Минако глянула на меня огромными влажными глазами, да как, блядь, они все это тут делают, что за японская корпоративная фишка, мать их ети… Кивнула молча.
— А я жалею, что бросил его. И все.
— Ты не бросил. Ты уехал готовить Юри, ты ведь тренер…
— Бросил Юри, я имею в виду. Он там сейчас один. Волнуется и за меня, и за Маккачина, и за любую ерунду, какую найдет, и за Кубок…
— Виктор, — Минако коснулась моей руки, царапнула ногтями. — Пока что волнуешься только ты. Успокойся.
Я посмотрел на Минако. Она говорила, снова крепко сжав руль:
— Мы, тренеры, учителя, инструкторы, можем позволить себе все. Однажды я три года крутила роман со своим учеником, который был младше меня лет на пять, наверное…
Я напрягся, считая в уме. Минако покосилась на меня и хихикнула:
— Его звали Макото. Расслабься. Потом, как-то раз, ушла в серьезный запой. Месяц лечилась. Только никому, ладно?
— Ладно.
— Мы вообще с тобой приличные такие разгильдяи. Безответственность, попустительство, маленькие и не очень слабости, да, Виктор?
— Да.
— Есть одна, которую нельзя себе позволить. Все, что угодно, кроме нее.

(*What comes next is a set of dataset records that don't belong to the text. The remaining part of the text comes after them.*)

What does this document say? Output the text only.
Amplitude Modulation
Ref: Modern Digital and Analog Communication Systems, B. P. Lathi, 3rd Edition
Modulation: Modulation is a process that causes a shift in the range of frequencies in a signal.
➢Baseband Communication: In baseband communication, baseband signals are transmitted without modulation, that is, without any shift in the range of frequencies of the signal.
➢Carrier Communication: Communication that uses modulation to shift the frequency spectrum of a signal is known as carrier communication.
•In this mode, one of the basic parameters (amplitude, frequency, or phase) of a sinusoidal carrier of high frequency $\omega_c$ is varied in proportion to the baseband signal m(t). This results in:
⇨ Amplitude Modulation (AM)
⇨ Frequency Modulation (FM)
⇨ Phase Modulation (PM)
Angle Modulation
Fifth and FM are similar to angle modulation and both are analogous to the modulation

— Тренер не может быть размазней.
— Вот, — Минако щелкнула пальцами, — молодец. Именно. Тебе, наверное, успели наговорить, какой ты плохой тренер, да?
— Я сам себе успел.
— И что ты просто играешься. И что не даешь Юри нормально раскрыться. И что отвлекаешь его, втягивая в привязанность, пользуешься доверчивостью, хочешь привязать его, добиться полной покорности, потешить самолюбие, не рассчитывая на долгое сотрудничество, только выбираясь из депрессии за его счет…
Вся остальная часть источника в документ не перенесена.